The most important grounding source. Actions that query Salesforce objects (Get Record, SOQL queries) retrieve live CRM data during the conversation. The agent's responses are as accurate as your CRM data — which is why data quality is the foundation of every successful Agentforce deployment.

Knowledge base grounding

Salesforce Knowledge articles serve as the agent's reference library for product information, policies, and procedures. Articles are retrieved via vector search when the agent determines they're relevant to a request. Keep articles accurate, unambiguous, and well-tagged — conflicting articles are a leading cause of agent hallucinations.

Data Cloud grounding

For enterprises with Salesforce Data Cloud, agents can be grounded on unified customer profiles that combine CRM data with external sources — web behaviour, product usage, firmographic enrichment. This enables personalization that goes far beyond what's available in standard CRM records.

Layer 6: Salesforce platform

Agentforce runs on top of the standard Salesforce platform. Agents execute as a named credential with a specific permission set — they can only access the objects and fields that the running user is permitted to see. Actions invoke standard Salesforce automations: Flows, Apex classes, and REST API callouts.

This is Agentforce's biggest architectural advantage over standalone AI tools: it doesn't need a separate integration layer. The agent's actions are native Salesforce operations, with all the platform's built-in governance, audit logging, and security controls applied automatically.

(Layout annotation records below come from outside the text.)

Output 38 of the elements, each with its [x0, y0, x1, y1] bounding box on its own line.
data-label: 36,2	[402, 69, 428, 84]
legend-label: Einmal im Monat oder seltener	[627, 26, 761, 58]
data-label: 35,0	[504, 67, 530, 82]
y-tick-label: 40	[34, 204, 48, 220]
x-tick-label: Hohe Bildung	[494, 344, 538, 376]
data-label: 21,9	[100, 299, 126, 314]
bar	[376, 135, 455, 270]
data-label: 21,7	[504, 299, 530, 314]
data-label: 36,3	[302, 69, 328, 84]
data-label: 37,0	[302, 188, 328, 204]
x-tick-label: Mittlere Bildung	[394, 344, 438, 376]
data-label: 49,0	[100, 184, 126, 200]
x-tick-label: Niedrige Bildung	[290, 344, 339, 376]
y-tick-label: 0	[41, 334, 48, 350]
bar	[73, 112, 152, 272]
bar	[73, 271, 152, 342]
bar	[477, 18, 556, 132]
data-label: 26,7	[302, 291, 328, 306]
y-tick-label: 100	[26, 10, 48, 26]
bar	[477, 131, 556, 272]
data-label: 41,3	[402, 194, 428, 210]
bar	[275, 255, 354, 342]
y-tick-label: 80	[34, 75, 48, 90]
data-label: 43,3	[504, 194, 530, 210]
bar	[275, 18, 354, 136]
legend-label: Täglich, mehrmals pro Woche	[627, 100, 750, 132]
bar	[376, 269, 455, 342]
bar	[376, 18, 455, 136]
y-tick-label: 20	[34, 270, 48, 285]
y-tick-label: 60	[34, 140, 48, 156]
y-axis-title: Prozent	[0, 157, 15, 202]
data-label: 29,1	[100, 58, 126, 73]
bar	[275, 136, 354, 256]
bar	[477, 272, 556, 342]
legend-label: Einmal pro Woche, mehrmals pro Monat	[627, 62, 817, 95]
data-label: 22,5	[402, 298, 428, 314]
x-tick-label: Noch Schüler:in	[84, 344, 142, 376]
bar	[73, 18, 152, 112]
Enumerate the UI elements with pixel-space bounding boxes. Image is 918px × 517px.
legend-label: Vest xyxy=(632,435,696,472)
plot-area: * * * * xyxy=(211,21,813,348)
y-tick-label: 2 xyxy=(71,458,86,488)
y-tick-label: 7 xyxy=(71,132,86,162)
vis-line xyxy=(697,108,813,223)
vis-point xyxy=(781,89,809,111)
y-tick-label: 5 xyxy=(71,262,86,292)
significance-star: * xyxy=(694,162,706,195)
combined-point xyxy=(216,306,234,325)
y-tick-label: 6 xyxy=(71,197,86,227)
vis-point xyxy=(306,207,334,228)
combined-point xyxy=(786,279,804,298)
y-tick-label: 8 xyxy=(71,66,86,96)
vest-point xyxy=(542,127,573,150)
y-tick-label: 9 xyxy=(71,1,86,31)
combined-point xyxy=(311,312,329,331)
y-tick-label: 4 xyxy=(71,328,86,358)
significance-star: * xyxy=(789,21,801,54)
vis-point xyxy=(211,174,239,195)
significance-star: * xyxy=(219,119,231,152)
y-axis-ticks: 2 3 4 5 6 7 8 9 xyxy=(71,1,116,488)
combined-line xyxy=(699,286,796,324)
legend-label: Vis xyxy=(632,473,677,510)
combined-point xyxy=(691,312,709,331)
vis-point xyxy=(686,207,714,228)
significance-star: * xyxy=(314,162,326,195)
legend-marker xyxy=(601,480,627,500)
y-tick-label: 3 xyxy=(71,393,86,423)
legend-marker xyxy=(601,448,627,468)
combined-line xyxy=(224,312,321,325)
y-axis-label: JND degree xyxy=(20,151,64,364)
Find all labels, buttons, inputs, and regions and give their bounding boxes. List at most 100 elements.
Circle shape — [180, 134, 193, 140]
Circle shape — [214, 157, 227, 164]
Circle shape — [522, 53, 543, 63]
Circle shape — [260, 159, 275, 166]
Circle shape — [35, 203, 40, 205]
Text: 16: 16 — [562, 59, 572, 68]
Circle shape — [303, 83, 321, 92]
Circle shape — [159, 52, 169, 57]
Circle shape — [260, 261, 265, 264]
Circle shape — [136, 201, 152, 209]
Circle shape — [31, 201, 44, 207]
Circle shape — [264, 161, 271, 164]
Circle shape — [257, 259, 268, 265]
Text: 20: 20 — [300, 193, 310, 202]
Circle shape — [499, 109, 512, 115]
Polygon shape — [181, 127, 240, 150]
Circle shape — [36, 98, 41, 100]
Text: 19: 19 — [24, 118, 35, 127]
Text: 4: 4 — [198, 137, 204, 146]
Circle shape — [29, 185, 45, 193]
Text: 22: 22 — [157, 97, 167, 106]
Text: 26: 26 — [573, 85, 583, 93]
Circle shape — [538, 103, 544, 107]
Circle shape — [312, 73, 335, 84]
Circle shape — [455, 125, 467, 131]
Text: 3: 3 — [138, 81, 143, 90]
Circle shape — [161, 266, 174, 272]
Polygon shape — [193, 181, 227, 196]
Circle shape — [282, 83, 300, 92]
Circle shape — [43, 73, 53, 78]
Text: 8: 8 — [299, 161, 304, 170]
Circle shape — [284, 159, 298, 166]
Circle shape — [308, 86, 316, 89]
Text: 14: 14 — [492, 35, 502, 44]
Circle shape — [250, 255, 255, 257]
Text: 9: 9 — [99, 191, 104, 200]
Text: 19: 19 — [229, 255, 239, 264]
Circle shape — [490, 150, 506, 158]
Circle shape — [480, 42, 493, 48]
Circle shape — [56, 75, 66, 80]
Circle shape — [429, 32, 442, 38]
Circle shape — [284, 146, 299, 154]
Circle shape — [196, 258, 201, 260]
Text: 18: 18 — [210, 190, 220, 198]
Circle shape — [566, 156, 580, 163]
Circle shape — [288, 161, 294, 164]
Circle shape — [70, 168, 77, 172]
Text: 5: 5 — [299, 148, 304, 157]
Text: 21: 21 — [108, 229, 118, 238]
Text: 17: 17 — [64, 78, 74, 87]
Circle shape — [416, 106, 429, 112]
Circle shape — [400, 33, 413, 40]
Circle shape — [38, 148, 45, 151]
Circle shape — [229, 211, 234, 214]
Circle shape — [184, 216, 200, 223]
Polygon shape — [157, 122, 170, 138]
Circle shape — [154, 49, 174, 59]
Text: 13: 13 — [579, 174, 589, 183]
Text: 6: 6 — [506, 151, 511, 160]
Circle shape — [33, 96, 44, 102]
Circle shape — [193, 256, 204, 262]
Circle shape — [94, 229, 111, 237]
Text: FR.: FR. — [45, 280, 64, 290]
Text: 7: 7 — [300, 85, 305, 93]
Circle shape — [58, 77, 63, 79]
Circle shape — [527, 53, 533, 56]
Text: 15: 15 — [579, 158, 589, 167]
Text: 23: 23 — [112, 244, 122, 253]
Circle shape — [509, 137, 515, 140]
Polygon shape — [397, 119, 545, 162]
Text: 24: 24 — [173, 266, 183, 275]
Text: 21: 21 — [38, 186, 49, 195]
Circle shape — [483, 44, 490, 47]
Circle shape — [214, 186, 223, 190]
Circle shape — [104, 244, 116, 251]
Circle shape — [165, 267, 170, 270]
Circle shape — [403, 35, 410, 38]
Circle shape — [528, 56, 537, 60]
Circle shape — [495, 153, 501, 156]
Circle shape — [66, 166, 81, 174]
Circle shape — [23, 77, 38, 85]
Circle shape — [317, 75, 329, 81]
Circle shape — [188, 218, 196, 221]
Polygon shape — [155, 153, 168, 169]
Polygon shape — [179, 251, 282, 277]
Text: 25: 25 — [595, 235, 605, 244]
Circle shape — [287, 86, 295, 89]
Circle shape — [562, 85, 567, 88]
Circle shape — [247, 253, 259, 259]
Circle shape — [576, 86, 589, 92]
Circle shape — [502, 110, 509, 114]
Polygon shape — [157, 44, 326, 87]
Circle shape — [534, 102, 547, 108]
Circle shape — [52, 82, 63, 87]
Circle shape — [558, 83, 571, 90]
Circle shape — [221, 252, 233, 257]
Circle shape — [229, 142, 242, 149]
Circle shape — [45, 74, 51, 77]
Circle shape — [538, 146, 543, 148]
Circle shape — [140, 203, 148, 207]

Common architecture mistakes

  • Too many topics: Every topic you add increases classification complexity. Start with fewer, broader topics and split them only when you see misclassification in production.
  • Actions with vague descriptions: The LLM decides which action to invoke by reading its description. Write action descriptions like API documentation — precise, with clear invocation conditions.
  • Over-permissioned agents: Give agents the minimum permissions needed to do their job. An agent with write access to objects it shouldn't touch will eventually write to them.
  • No fallback topic: Every agent should have a catch-all topic for requests outside its defined scope. Without one, out-of-scope requests produce unpredictable behavior.
  • Stale knowledge articles: Articles that contradict each other or contain outdated information are the most common cause of agent hallucinations. Audit your knowledge base before building.